Fig 1. Knockdown (KD) of REST in human embryonic stem cells does not result in loss of pluripotency.

Fig 1

A. H9 hESC colonies with an inducible shRNAmir expression system to knockdown REST (REST KD) or a scrambled shRNAmir Non-Target vector as a control (NT) are shown. RFP expression demonstrates near homogeneity of established NT or REST KD lines. B. Immunofluorescence analysis demonstrated reduced REST protein expression in REST KD H9 hESCs. C. Western Blot analysis demonstrated reduced REST protein expression in REST KD H9 and H1 hESCs. D. Expression of pluripotency markers using qPCR. REST levels are statistically significantly knocked down (p<0.0001) in H9 and H1 REST KD hESCs, and there is no change in the expression of OCT4, SOX2 or NANOG, compared to control NT lines.
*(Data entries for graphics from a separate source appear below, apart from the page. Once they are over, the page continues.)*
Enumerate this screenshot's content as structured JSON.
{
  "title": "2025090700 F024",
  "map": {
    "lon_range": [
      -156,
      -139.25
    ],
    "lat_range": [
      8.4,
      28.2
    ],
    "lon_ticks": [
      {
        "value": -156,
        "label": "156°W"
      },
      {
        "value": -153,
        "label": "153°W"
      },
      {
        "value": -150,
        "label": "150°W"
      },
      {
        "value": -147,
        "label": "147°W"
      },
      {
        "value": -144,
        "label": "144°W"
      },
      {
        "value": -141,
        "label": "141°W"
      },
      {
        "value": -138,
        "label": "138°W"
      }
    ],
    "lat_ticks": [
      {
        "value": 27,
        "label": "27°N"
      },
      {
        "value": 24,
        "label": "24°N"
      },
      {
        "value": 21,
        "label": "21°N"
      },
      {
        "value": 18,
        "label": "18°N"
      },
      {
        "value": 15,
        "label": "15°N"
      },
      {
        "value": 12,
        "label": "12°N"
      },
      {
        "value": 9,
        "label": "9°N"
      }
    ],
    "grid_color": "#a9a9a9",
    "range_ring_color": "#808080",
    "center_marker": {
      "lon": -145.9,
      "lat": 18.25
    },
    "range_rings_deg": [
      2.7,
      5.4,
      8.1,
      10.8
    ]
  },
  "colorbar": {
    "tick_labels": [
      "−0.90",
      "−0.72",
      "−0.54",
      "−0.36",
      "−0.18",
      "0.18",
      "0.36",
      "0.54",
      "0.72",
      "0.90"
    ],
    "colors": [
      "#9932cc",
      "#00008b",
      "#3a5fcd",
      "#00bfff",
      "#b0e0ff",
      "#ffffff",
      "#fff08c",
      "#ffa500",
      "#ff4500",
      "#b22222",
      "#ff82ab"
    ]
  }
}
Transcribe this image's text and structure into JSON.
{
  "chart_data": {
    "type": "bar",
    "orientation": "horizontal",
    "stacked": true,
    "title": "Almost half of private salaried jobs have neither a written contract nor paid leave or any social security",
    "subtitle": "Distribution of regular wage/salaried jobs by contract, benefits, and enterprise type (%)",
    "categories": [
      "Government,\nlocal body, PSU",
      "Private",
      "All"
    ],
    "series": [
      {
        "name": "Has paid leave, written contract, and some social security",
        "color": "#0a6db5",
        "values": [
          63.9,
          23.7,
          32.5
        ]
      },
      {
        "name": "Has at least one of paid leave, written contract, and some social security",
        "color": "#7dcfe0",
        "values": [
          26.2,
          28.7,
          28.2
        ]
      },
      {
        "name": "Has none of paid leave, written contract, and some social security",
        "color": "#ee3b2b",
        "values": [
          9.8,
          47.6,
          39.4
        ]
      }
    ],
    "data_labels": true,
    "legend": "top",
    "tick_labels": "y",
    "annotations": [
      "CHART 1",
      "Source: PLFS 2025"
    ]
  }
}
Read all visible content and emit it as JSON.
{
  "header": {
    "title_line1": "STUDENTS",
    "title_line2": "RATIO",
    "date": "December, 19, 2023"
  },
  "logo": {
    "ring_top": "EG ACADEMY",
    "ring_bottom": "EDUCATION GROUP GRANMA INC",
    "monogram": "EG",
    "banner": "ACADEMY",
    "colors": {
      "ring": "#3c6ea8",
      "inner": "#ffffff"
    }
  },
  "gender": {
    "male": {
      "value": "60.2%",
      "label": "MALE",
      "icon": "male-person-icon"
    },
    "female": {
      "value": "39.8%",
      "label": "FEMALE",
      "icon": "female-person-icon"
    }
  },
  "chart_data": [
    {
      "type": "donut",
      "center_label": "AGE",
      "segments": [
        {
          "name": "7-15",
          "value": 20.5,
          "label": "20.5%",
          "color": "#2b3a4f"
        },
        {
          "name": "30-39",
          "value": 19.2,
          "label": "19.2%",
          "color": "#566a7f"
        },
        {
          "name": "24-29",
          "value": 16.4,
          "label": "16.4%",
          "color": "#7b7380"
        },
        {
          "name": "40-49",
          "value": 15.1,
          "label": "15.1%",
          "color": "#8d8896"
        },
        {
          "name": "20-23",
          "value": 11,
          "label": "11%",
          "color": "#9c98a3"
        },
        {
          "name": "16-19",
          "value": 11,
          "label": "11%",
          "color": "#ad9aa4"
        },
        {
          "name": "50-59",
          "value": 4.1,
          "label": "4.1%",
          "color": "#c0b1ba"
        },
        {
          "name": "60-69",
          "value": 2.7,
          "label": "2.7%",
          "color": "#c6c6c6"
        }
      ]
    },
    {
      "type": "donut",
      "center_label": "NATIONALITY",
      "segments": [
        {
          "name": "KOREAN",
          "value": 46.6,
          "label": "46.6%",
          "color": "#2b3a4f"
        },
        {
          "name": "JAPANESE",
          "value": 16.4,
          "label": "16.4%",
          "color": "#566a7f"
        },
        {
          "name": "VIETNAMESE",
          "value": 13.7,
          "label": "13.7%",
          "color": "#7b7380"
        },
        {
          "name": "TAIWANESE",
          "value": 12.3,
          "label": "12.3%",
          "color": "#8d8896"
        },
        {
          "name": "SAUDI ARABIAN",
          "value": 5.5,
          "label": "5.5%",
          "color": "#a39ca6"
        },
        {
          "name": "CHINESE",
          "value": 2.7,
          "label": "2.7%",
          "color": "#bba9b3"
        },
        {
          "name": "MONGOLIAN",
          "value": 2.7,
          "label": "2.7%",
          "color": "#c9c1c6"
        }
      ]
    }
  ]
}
Error bars represent standard error of three independent experiments and asterisks denote a p value < .05 using Student’s t-test analysis. E. Western blot shows no change in protein levels of OCT4, SOX2 or NANOG in REST KD H9 hESCs compared to control NT. F. FACS analysis shows no change in SSEA4 and TRA1-81 levels in REST KD hESCs. G. REST KD and NT hESCs are pluripotent and form teratomas in vivo. Cells from all three germ layers are shown with H&E staining and labeling in black.